En la Casa Real debieron pensar que mejor decepcionar a millones de no allegados que vejar al cabeza de familia. A fin de cuentas, el discurso iba dirigido a un país sigilosamente republicano pese a tener rey, pero fieramente absolutista en asuntos de familia.

Ahora bien, en una España solo accidentalmente monárquica como es esta y donde la institución está en riesgo por los enjuagues del emérito, ¿cuántas veces puede un rey permitirse el lujo de no ser un buen rey por considerarla la única manera de no ser un mal hijo?

Al leer y escuchar algunos de los comentarios periodísticos críticos con el discurso de Nochebuena se diría que sus autores esperaban del rey un discurso republicano. O incluso no tanto: simplemente un discurso de presidente de gobierno o aun de líder de partido, pero no de jefe de Estado.

Pero no les falta razón: tienen sobrados motivos para censurarlo, pues, en efecto, Felipe VI se quedó corto. Como en el juego de las siete y media, intuyó que habría sido peor pasarse que no llegar y optó por lo último. En la Zarzuela debieron calcular que el precio de lo primero sería mucho más alto que el de lo segundo. Tardaremos mucho tiempo en saber si tenían razón.

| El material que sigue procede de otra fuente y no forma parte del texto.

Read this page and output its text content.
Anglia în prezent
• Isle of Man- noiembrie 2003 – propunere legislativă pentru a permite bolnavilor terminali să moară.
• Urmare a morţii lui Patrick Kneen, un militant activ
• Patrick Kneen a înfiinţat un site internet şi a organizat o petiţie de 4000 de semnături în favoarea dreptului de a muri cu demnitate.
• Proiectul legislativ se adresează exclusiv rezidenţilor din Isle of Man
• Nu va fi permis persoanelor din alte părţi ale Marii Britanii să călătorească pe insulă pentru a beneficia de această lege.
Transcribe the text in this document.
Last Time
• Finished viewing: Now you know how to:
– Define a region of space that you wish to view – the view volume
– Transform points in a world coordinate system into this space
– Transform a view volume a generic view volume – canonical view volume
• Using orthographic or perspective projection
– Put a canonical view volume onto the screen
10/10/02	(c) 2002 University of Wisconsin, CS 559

Cuando Felipe VI proclamó que “los principios morales y éticos están por encima de cualquier consideración, de la naturaleza que sea, incluso de las personales o familiares”, se le entendió perfectamente, sí, pero mucha gente esperaba que hubiera llegado más lejos.

¿Cómo de lejos? ¿Cuánto de lejos? Doctores tiene la Iglesia y escritores debería tener la Casa Real como para haber encontrado ante tan comprometido trance una pluma capaz de dar con el tono político y oratorio exacto, con el reproche categórico pero no indecoroso, con la recriminación severa pero no inclemente. El tono, en fin, difícil pero no imposible que dirigiría no un hijo a su padre ni un rey a otro rey, sino un rey a su padre o un hijo a su rey.

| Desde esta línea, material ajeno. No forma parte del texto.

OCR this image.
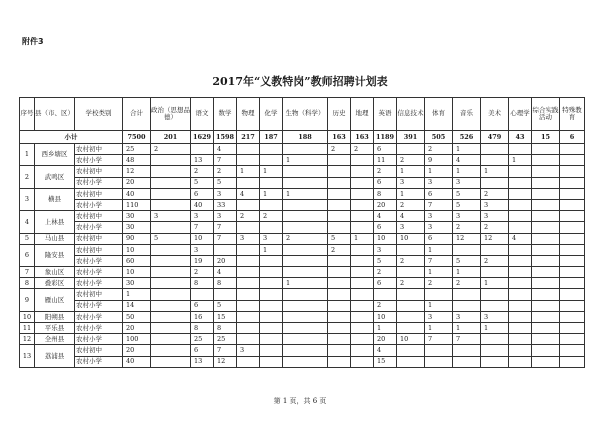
附件3
2017年“义教特岗”教师招聘计划表
序号	县（市、区）	学校类别	合计	政治（思想品德）	语文	数学	物理	化学	生物（科学）	历史	地理	英语	信息技术	体育	音乐	美术	心理学	综合实践活动	特殊教育
小计			7500	201	1629	1598	217	187	188	163	163	1189	391	505	526	479	43	15	6
1	西乡塘区	农村初中	25	2		4				2	2	6		2	1				
		农村小学	48		13	7			1			11	2	9	4		1		
2	武鸣区	农村初中	12		2	2	1	1				2	1	1	1	1			
		农村小学	20		5	5						6	3	3	3				
3	横县	农村初中	40		6	3	4	1	1			8	1	6	5	2			
		农村小学	110		40	33						20	2	7	5	3			
4	上林县	农村初中	30	3	3	3	2	2				4	4	3	3	3			
		农村小学	30		7	7						6	3	3	2	2			
5	马山县	农村初中	90	5	10	7	3	3	2	5	1	10	10	6	12	12	4		
6	隆安县	农村初中	10		3			1		2		3		1					
		农村小学	60		19	20						5	2	7	5	2			
7	象山区	农村小学	10		2	4						2		1	1				
8	叠彩区	农村小学	30		8	8			1			6	2	2	2	1			
9	雁山区	农村初中	1																
		农村小学	14		6	5						2		1					
10	阳朔县	农村小学	50		16	15						10		3	3	3			
11	平乐县	农村小学	20		8	8						1		1	1	1			
12	全州县	农村小学	100		25	25						20	10	7	7				
13	荔浦县	农村初中	20		6	7	3					4							
		农村小学	40		13	12						15							
第 1 页，共 6 页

Felipe VI no puede no ser consciente de las inmoralidades y aun de los delitos cometidos por el anterior jefe del Estado, pero se da la maldita circunstancia de que ese tipo es también su padre.

Para bien o para mal (aún es pronto para saberlo), Felipe decidió seguir la cautelosa estela de Michael Sullivan júnior en ‘Camino a la perdición’: “Cuando las personas me preguntan si Michael Sullivan era un buen hombre, siempre les doy la misma respuesta… que era mi padre”.